Before a military headquarters sends a message to one of its units, it encrypts the message so that only friendly forces with the key to the code can decipher it. When someone else finds out how the code works, he or she is said to have broken the code. For many beginners the computer instruction books seem to be in code. The title of this book, Break'n Windows, tells the novice that the code has been broken and that this reference manual can be readily understood.

The reason this manual was written:

This manual was initially developed for the purpose of giving the author quick and easy directions for common computer operations. Unlike many children, he does not remember each simple routine as he first learns it. He owns a number of computer books, but he is too impatient to wade through six pages of text to locate a few simple directions. He wanted a book from which he could get the information quickly and easily. When friends learned about his simpler way, they insisted that he share his manual with them.

The scope of this manual:

This work is not meant to be definitive; it treats common operations and only those that can be presented in a reasonably short space. A few very useful operations with longer explanations are given in the appendices; the rest of them are listed with the advice: See a bigger book.


About the Author

(condensed from "The Author")

Bob Ginsberg was born in Grand Forks, North Dakota, in 1925, and graduated from Central High School there in 1942, with plans to become a journalist. World War II changed that.

At 19, he flew 13 missions as a 2nd Lt. Navigator in a B-24 Liberator bomber with the 15th Air Force in southern Italy.

In 1949, he was awarded the B.A., Magna cum Laude, Phi Beta Kappa, in Physics, Math, and Philosopy from the University of Minnesota.
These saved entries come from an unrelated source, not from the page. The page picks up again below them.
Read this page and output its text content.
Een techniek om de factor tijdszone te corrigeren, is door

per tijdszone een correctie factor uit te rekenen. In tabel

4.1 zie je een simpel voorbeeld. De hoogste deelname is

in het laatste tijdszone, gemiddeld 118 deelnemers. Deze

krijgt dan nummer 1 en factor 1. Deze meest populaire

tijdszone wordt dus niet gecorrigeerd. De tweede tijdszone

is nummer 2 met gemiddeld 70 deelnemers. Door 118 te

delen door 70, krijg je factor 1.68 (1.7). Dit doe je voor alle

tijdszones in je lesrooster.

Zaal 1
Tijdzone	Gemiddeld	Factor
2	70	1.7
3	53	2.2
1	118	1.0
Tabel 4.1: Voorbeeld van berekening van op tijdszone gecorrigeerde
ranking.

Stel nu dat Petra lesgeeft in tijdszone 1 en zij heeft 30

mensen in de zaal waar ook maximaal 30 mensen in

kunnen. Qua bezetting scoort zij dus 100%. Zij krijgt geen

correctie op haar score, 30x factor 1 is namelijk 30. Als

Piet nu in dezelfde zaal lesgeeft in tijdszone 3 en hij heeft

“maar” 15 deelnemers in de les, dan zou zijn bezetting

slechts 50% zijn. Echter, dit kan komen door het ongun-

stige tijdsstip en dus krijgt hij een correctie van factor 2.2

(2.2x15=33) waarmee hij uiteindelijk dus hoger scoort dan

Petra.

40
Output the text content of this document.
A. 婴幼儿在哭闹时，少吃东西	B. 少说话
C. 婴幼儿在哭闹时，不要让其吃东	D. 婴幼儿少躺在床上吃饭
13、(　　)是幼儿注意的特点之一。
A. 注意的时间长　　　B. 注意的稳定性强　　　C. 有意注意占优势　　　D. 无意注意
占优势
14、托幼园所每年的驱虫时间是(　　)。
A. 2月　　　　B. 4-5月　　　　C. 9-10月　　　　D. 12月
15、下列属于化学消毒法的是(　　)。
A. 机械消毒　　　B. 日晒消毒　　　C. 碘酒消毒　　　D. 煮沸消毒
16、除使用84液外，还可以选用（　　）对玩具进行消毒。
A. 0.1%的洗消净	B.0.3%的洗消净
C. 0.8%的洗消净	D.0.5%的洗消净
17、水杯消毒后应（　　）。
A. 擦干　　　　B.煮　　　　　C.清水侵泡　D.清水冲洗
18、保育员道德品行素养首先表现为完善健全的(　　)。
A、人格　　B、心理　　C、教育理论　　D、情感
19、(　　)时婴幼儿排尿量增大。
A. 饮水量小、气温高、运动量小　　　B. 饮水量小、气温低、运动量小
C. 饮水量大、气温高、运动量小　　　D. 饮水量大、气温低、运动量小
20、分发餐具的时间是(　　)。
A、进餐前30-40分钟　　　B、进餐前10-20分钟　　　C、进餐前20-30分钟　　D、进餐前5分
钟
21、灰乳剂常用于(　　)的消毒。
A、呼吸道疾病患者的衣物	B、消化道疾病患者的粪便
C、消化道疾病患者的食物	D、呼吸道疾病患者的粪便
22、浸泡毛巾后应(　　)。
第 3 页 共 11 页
In 1951, he received an M.S. in Optics and Applied Optics from the Institute of Optics at the University of Rochester, New York.

He designed microscopes and telescopes for Bausch & Lomb Optical Co. He was a Senior Scientist at Hughes Aircraft Co. for nineteen years, helped produce the cameras that the Surveyor spacecrafts used to land on the moon in 1966, and worked on a variety of space and military programs there. Since 1982, he has been a consultant in Optical and Optomechanical Engineering under the name Optics Expertise.

His antipathy for computing began in 1950 when all lenses were designed the slow, hard way using mechanical calculators and thick books of trig tables. He finally decided to buy a computer after learning that a number of nieces and nephews were communicating via e-mail, and he wanted to be one of the gang.

Frustrated with the lack of clarity in the available computer books, he began to write his own instructions that ultimately became a reference manual.